Угрюмое, еле слышное ворчание под нос Нуф-нуфа, что есть тут за северной рощей овражек, где клубится Туман Забвения как раз для выбравших этот путь, швырнуло Лёху в двери с такой силой, что глухо завыл воздух. Этот вихрь выл и бился раненым зверем, рычал и стонал, когда смазанные дома мелькали по сторонам – и взревел, когда буря человеческой ярости вырвалась на простор…
Жители посёлка и по сей день гадают, какая же это сила проложила хорошую такую просеку наискось через уснувшую зимнюю рощу. Может, смерч диковинный или здоровенный змей-вражина какой прополз – а может, гоблинский колдун чего начудил со своей вонючей магией.

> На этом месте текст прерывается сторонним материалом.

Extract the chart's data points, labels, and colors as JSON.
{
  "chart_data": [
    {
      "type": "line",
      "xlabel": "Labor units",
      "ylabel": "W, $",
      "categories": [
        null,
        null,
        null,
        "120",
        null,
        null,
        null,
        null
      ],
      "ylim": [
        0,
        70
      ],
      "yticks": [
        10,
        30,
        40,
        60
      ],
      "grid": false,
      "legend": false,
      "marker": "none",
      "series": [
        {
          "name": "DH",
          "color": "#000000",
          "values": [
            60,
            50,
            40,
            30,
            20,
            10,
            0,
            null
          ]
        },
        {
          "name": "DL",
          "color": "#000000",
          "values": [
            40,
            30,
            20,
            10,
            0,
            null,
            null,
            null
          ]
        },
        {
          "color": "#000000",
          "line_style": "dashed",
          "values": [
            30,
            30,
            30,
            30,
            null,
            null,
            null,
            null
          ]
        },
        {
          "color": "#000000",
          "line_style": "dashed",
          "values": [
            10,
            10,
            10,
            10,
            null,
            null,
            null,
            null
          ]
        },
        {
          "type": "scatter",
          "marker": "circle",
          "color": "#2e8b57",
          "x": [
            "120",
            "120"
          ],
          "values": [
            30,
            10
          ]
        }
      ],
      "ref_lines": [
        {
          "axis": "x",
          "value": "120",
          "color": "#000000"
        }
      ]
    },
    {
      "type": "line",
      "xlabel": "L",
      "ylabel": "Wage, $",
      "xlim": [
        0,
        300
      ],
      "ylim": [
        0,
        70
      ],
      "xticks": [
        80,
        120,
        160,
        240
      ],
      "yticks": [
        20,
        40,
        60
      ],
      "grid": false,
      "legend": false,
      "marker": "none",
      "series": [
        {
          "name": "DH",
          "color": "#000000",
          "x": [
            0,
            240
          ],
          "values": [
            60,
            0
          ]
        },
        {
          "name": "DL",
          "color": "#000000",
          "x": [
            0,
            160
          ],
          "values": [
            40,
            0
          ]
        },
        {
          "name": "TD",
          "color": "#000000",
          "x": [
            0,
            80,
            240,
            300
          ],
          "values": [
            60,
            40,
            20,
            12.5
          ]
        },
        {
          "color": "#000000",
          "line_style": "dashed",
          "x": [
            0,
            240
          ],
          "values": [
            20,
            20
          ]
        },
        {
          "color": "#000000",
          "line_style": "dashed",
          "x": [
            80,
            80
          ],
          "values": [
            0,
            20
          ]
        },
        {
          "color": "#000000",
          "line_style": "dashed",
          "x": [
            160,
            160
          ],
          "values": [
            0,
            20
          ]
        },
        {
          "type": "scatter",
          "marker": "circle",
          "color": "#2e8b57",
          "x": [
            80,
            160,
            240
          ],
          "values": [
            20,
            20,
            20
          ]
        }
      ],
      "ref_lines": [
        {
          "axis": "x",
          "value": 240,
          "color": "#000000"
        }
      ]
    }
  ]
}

На всякий случай хотели определить последнего в петлю, но потом сообразили, что без магика опчеству просто никак. Потому вместо того решили линчевать найденного у крыльца кабака пьянчужку. Но примчавшийся главполицай всерьёз пообещал громы-молнии на дурные головы – а разгневанный целитель страшенные чирьи на все задницы – и обыватели, и без того развлёкшиеся представлением вкупе с созерцанием перепуганной физиономии колдуна, с довольным хохотом принялись расходиться…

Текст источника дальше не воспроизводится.